Nous, comme eux

J’étais frappée par le fait qu’une collègue non croyante ou, pour le moins, non pratiquante, puisse être pour moi un signe du Mystère incarné

En discutant avec une collègue, j’ai appris qu’elle était bénévole dans un centre d’accueil pour migrants en Allemagne, tout près de Schauffhausen. J’ai été frappée par ce qu’elle m’a raconté et par l’humanité dont elle fait preuve dans son rapport avec les migrants. Je sentais bien qu’elle s’occupe d’eux car cela lui tient à cœur. Visiblement, pour elle, ce n’est pas un bénévolat que l’on fait peut-être par pitié : elle ressent le besoin de faire du bien et de regarder les migrants tels qu’ils sont, hommes et femmes, comme chacun de nous. J’étais frappée par le fait qu’une collègue non croyante ou, pour le moins, non pratiquante, puisse être pour moi un signe du Mystère incarné. J’ai demandé à ma collègue si je pouvais l’accompagner. Elle m’a appris que, un samedi sur deux, elle allait goûter avec les migrants et leur tenait compagnie quelques heures. J’ai alors proposé à des amis de venir avec moi, en me rappelant ce qui est écrit dans le livret de la caritative : ”Quand il y a quelque chose de beau en nous, nous nous sentons poussés à le communiquer aux autres. Quand nous constatons que d’autres sont dans une situation plus difficile que la nôtre, nous nous sentons poussés à les aider, à partir de ce que nous sommes. Une telle exigence est si fondamentale, si naturelle, qu’elle est en nous avant même que nous en ayons conscience, et nous l’appelons justement loi de l’existence.”
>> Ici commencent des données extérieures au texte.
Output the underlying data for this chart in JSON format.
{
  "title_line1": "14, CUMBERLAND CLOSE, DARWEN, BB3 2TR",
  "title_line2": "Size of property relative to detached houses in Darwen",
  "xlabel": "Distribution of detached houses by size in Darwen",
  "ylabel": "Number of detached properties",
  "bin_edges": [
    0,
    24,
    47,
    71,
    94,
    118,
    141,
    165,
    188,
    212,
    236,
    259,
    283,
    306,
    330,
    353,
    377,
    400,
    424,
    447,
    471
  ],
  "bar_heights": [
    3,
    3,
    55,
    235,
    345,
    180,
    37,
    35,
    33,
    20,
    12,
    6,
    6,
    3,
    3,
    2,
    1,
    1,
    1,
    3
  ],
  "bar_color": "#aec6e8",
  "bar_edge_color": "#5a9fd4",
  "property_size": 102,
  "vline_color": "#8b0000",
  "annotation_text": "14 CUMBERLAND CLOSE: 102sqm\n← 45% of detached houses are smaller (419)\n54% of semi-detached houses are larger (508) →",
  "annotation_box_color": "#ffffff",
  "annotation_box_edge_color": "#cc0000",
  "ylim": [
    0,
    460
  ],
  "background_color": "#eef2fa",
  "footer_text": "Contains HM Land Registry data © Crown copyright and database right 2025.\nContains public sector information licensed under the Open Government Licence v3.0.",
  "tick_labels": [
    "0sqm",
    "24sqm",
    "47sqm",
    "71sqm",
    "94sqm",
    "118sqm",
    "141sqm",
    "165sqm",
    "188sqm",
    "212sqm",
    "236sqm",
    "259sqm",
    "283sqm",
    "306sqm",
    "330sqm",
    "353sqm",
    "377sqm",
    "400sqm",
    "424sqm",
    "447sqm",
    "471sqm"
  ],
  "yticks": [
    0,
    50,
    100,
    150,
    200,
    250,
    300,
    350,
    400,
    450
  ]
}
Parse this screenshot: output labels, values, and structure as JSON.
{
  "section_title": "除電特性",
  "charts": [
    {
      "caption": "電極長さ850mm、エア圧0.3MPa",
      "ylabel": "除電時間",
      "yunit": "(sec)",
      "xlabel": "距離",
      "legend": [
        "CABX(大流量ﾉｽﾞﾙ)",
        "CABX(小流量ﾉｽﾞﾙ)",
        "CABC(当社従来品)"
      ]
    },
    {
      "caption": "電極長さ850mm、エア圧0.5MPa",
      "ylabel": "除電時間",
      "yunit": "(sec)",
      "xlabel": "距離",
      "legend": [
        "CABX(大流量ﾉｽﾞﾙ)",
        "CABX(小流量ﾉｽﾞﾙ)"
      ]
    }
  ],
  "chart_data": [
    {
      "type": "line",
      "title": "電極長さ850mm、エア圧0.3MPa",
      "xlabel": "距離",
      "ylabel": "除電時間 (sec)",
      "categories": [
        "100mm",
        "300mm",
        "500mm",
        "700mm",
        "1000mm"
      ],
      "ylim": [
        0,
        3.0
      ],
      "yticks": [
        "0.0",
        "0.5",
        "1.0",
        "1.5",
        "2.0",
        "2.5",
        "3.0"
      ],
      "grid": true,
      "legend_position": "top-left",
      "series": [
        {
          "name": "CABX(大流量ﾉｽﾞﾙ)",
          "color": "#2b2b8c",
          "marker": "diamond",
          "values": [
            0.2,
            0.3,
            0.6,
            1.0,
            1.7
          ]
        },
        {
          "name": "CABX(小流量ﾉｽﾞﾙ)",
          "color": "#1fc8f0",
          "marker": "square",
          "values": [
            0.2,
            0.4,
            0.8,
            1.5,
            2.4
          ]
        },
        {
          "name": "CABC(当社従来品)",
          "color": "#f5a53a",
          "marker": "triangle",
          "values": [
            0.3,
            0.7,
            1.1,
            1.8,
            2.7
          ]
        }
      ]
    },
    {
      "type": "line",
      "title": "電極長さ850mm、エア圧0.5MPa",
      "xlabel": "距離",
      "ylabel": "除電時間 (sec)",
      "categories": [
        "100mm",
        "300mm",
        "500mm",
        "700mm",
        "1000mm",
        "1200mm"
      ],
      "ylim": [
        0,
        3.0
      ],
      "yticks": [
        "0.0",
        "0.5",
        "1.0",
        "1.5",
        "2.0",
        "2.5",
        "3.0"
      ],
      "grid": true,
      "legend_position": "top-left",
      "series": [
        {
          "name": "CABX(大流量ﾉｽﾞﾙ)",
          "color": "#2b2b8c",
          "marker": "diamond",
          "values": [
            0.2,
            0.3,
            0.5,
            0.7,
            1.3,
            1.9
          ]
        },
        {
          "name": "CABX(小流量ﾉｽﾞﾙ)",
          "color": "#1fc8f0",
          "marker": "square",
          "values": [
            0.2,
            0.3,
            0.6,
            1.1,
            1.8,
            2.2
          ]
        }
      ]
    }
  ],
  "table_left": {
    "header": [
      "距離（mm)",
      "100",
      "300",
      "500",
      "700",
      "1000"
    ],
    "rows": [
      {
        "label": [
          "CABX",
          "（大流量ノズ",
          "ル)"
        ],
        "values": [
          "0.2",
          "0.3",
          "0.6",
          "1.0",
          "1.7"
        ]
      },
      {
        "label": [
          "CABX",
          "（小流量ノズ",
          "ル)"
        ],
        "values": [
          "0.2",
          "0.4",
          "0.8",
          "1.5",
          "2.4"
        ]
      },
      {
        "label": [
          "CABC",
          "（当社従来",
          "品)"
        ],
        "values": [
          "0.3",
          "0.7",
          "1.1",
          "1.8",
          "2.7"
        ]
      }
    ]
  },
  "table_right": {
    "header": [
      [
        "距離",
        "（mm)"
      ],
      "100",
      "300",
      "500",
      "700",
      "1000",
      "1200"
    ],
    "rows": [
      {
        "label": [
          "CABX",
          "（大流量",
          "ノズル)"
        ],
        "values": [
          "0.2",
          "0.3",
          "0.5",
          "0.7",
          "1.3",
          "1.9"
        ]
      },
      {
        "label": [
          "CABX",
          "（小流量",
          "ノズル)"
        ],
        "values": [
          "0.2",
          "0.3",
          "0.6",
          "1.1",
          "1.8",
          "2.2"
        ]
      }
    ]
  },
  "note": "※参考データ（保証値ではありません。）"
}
Nous étions donc huit, accompagnés de nos enfants. Nous n’avons rien fait de spécial ; nous étions tous ensemble, en majorité très jeunes ; nous avons discuté, quelques-uns ont joué à des jeux de société. Ce fut une après-midi vraiment belle. Avant tout, nous avons pleinement pris conscience de ce qui se passe en cette période cruciale. Le flux migratoire est un événement considérable et difficilement compréhensible : la plupart des migrants sont des gens ‘normaux’, des gens instruits, comme nous, des ingénieurs, par exemple. Je me disais que cela pourrait être moi si, au lieu de naître ici, j’étais née à Alep… Mais la chose la plus belle, la plus imprévue fut de me rendre compte que, comme on le dit à l’Ecole de Communauté, “la certitude d’être aimée me permet de me laisser embrasser par la réalité.” Avoir, à mes côtés, la présence de mes amis me prouve que je suis aimée, qu’il y a Quelqu’un qui me veut le plus grand bien. Et ce n’est que grâce à cette certitude que je réussis à embrasser la réalité, en retour. Et la simple discussion avec un jeune Syrien m’a rempli le cœur de gratitude.